- Original language: English
- Written by: Thomas Talfourd
- Genre: Tragedy
- Setting: Scotland, 1690s

Premiere
- Date: 23 June 1840
- Place: Theatre Royal, Haymarket, London

= Glencoe (play) =

1840 play

Glencoe; or, the Fate of the Macdonalds is a historical tragedy by the British writer Thomas Talfourd. It premiered at the Theatre Royal, Haymarket on 23 June 1840. The cast included William Macready as Halbert MacDonald, Helena Faucit as Helen Campbell, Henry Howe as Henry MacDonald, Benjamin Webster as MacIan, Samuel Phelps as Captain Robert Campbell, Priscilla Horton as Alaster MacDonald, Walter Lacy as Lindsay and Mary Warner as Lady MacDonald. Talfourd dedicated the published version to the literary critic Lord Jeffrey. It was revived at the Surrey Theatre in October 1849.

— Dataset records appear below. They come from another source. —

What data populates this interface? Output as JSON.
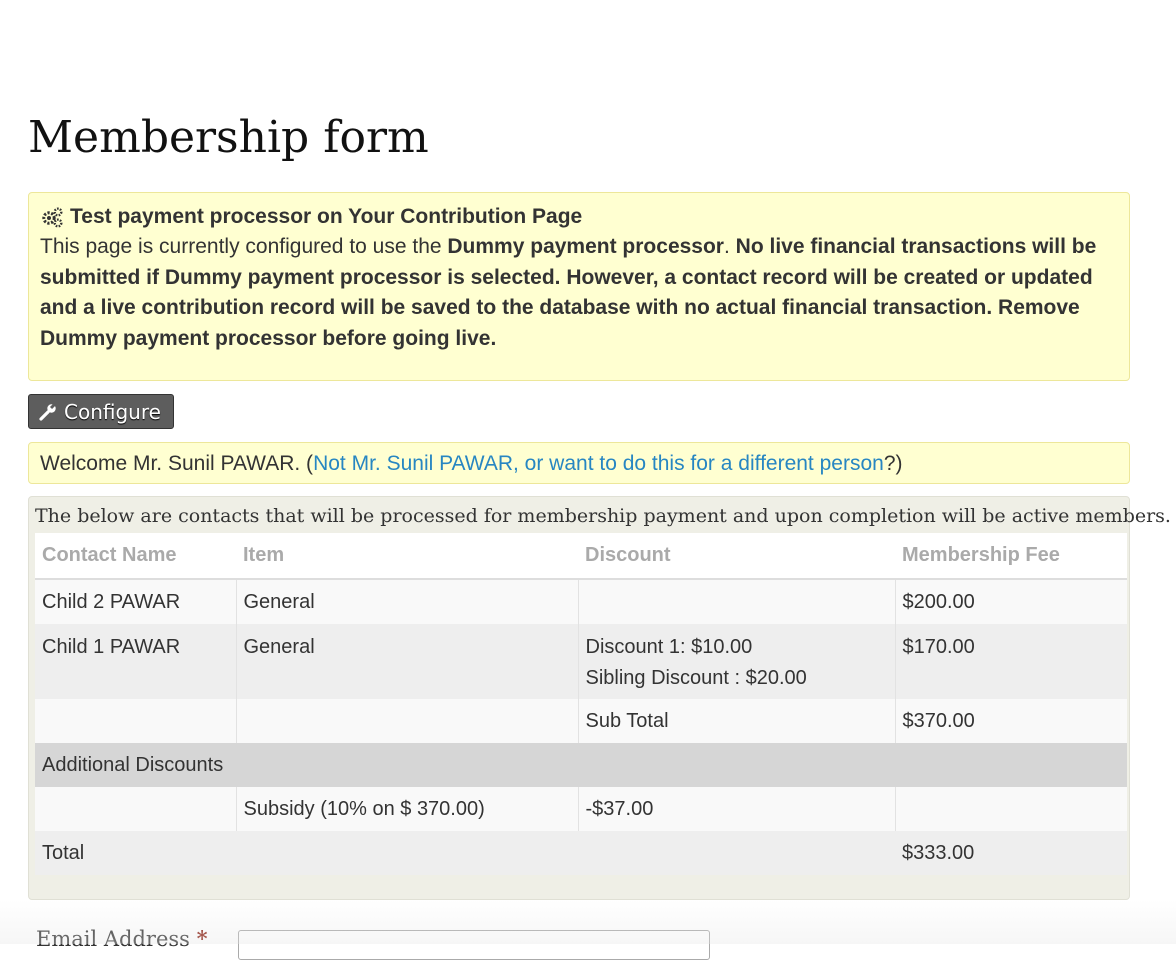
{
  "page": {
    "title": "Membership form"
  },
  "notice": {
    "title": "Test payment processor on Your Contribution Page",
    "text_before": "This page is currently configured to use the ",
    "processor_name": "Dummy payment processor",
    "text_middle": ". ",
    "warning": "No live financial transactions will be submitted if Dummy payment processor is selected. However, a contact record will be created or updated and a live contribution record will be saved to the database with no actual financial transaction. Remove Dummy payment processor before going live."
  },
  "configure_button": {
    "label": "Configure"
  },
  "welcome": {
    "text": "Welcome Mr. Sunil PAWAR. (",
    "link": "Not Mr. Sunil PAWAR, or want to do this for a different person",
    "suffix": "?)"
  },
  "members": {
    "intro": "The below are contacts that will be processed for membership payment and upon completion will be active members.",
    "headers": [
      "Contact Name",
      "Item",
      "Discount",
      "Membership Fee"
    ],
    "rows": [
      {
        "contact": "Child 2 PAWAR",
        "item": "General",
        "discount_lines": [],
        "fee": "$200.00"
      },
      {
        "contact": "Child 1 PAWAR",
        "item": "General",
        "discount_lines": [
          "Discount 1:  $10.00",
          "Sibling Discount : $20.00"
        ],
        "fee": "$170.00"
      }
    ],
    "subtotal": {
      "label": "Sub Total",
      "value": "$370.00"
    },
    "additional_discounts_label": "Additional Discounts",
    "subsidy": {
      "item": "Subsidy (10% on $ 370.00)",
      "discount": "-$37.00"
    },
    "total": {
      "label": "Total",
      "value": "$333.00"
    }
  },
  "email": {
    "label": "Email Address",
    "required_marker": "*",
    "value": ""
  },
  "colors": {
    "notice_bg": "#ffffd1",
    "link": "#2786c2",
    "button_bg": "#5d5d5d"
  }
}
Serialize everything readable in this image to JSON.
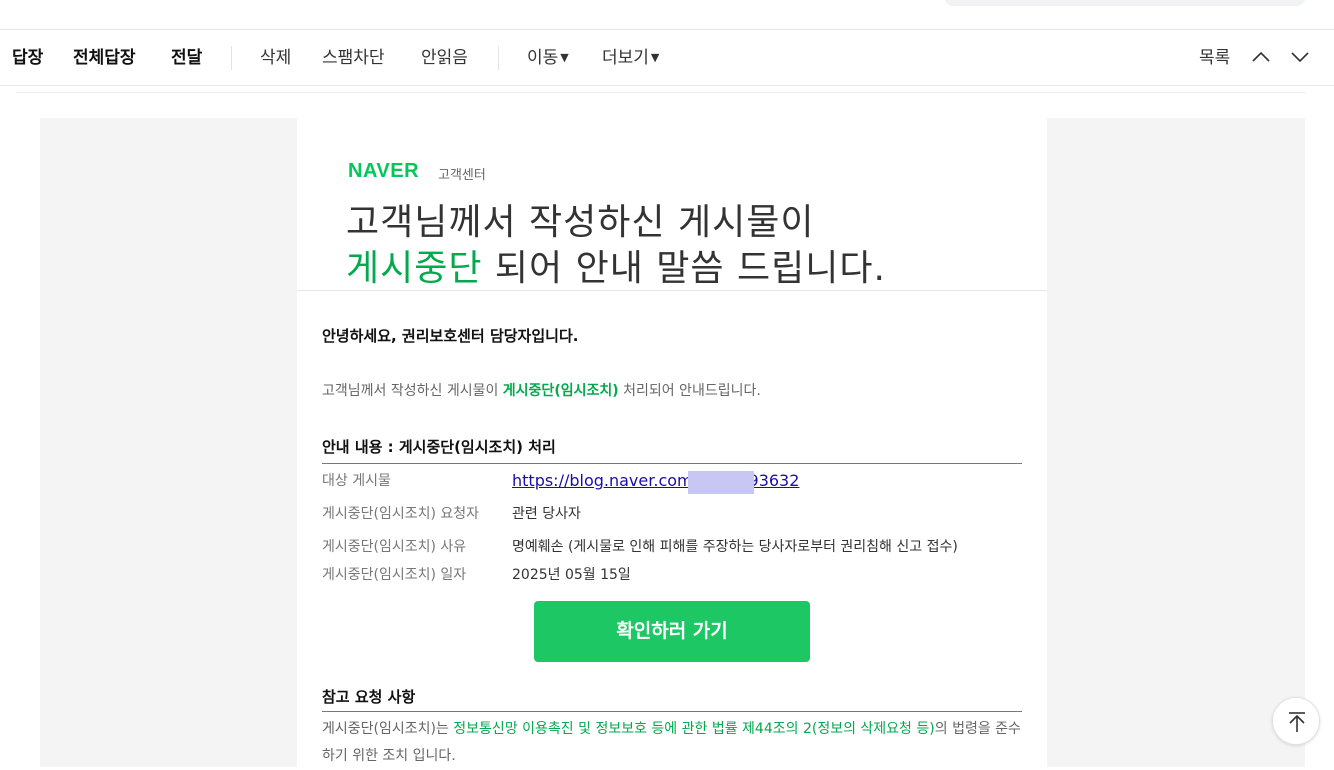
{
  "toolbar": {
    "reply": "답장",
    "reply_all": "전체답장",
    "forward": "전달",
    "delete": "삭제",
    "spam_block": "스팸차단",
    "mark_unread": "안읽음",
    "move": "이동",
    "more": "더보기",
    "list": "목록"
  },
  "mail": {
    "brand": "NAVER",
    "brand_sub": "고객센터",
    "headline_line1": "고객님께서 작성하신 게시물이",
    "headline_line2_green": "게시중단",
    "headline_line2_rest": " 되어 안내 말씀 드립니다.",
    "greeting": "안녕하세요, 권리보호센터 담당자입니다.",
    "intro_pre": "고객님께서 작성하신 게시물이 ",
    "intro_highlight": "게시중단(임시조치)",
    "intro_post": " 처리되어 안내드립니다.",
    "section1_title": "안내 내용 : 게시중단(임시조치) 처리",
    "rows": [
      {
        "label": "대상 게시물",
        "value": "https://blog.naver.com         a/ 10293632"
      },
      {
        "label": "게시중단(임시조치) 요청자",
        "value": "관련 당사자"
      },
      {
        "label": "게시중단(임시조치) 사유",
        "value": "명예훼손 (게시물로 인해 피해를 주장하는 당사자로부터 권리침해 신고 접수)"
      },
      {
        "label": "게시중단(임시조치) 일자",
        "value": "2025년 05월 15일"
      }
    ],
    "cta_label": "확인하러 가기",
    "section2_title": "참고 요청 사항",
    "note_pre": "게시중단(임시조치)는 ",
    "note_green": "정보통신망 이용촉진 및 정보보호 등에 관한 법률 제44조의 2(정보의 삭제요청 등)",
    "note_post": "의 법령을 준수하기 위한 조치 입니다."
  },
  "colors": {
    "naver_green": "#03c75a",
    "highlight_green": "#03a94f",
    "cta_green": "#1dc763",
    "link_blue": "#1a0dab"
  },
  "icons": {
    "prev": "chevron-up-icon",
    "next": "chevron-down-icon",
    "scroll_top": "arrow-up-to-top-icon"
  }
}
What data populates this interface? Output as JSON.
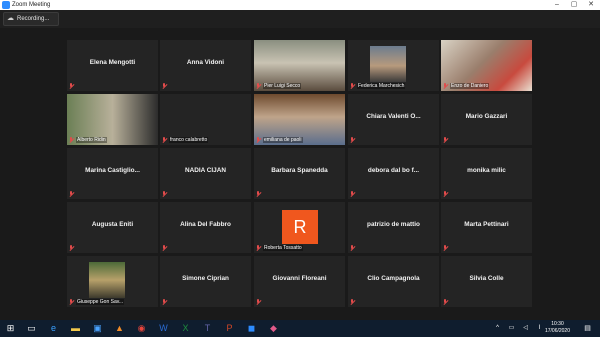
{
  "window": {
    "title": "Zoom Meeting"
  },
  "recording": {
    "label": "Recording..."
  },
  "participants": [
    {
      "name": "Elena Mengotti",
      "label": "",
      "video": false
    },
    {
      "name": "Anna Vidoni",
      "label": "",
      "video": false
    },
    {
      "name": "",
      "label": "Pier Luigi Secco",
      "video": true,
      "active": true
    },
    {
      "name": "",
      "label": "Federica Marchesich",
      "video": true
    },
    {
      "name": "",
      "label": "Enzo de Daniero",
      "video": true
    },
    {
      "name": "",
      "label": "Alberto Ridin",
      "video": true
    },
    {
      "name": "",
      "label": "franco calabretto",
      "video": false
    },
    {
      "name": "",
      "label": "emiliana de paoli",
      "video": true
    },
    {
      "name": "Chiara Valenti O...",
      "label": "",
      "video": false
    },
    {
      "name": "Mario Gazzari",
      "label": "",
      "video": false
    },
    {
      "name": "Marina Castiglio...",
      "label": "",
      "video": false
    },
    {
      "name": "NADIA CIJAN",
      "label": "",
      "video": false
    },
    {
      "name": "Barbara Spanedda",
      "label": "",
      "video": false
    },
    {
      "name": "debora dal bo f...",
      "label": "",
      "video": false
    },
    {
      "name": "monika milic",
      "label": "",
      "video": false
    },
    {
      "name": "Augusta Eniti",
      "label": "",
      "video": false
    },
    {
      "name": "Alina Del Fabbro",
      "label": "",
      "video": false
    },
    {
      "name": "",
      "label": "Roberta Tossatto",
      "video": false,
      "avatar": "R"
    },
    {
      "name": "patrizio de mattio",
      "label": "",
      "video": false
    },
    {
      "name": "Marta Pettinari",
      "label": "",
      "video": false
    },
    {
      "name": "",
      "label": "Giuseppe Gon Sav...",
      "video": true
    },
    {
      "name": "Simone Ciprian",
      "label": "",
      "video": false
    },
    {
      "name": "Giovanni Floreani",
      "label": "",
      "video": false
    },
    {
      "name": "Clio Campagnola",
      "label": "",
      "video": false
    },
    {
      "name": "Silvia Colle",
      "label": "",
      "video": false
    }
  ],
  "taskbar": {
    "time": "10:30",
    "date": "17/06/2020"
  },
  "colors": {
    "active_border": "#b4d849",
    "avatar_bg": "#f0571e",
    "tile_bg": "#242424",
    "muted_mic": "#e24b4b"
  }
}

It is inspired by the Massacre of Glencoe which took place in 1692 the wake of a failed Jacobite Rising in Scotland. The current dispute between Jacobites and supporters of William III is subsumed into the long-standing rivalry between the MacDonalds and their arch-enemies the Campbells.

==Bibliography==
- Macqueen-Pope, Walter. Haymarket: Theatre of Perfection. W.H. Allen, 1948.
- Nicoll, Allardyce. A History of Early Nineteenth Century Drama 1800-1850. Cambridge University Press, 1930.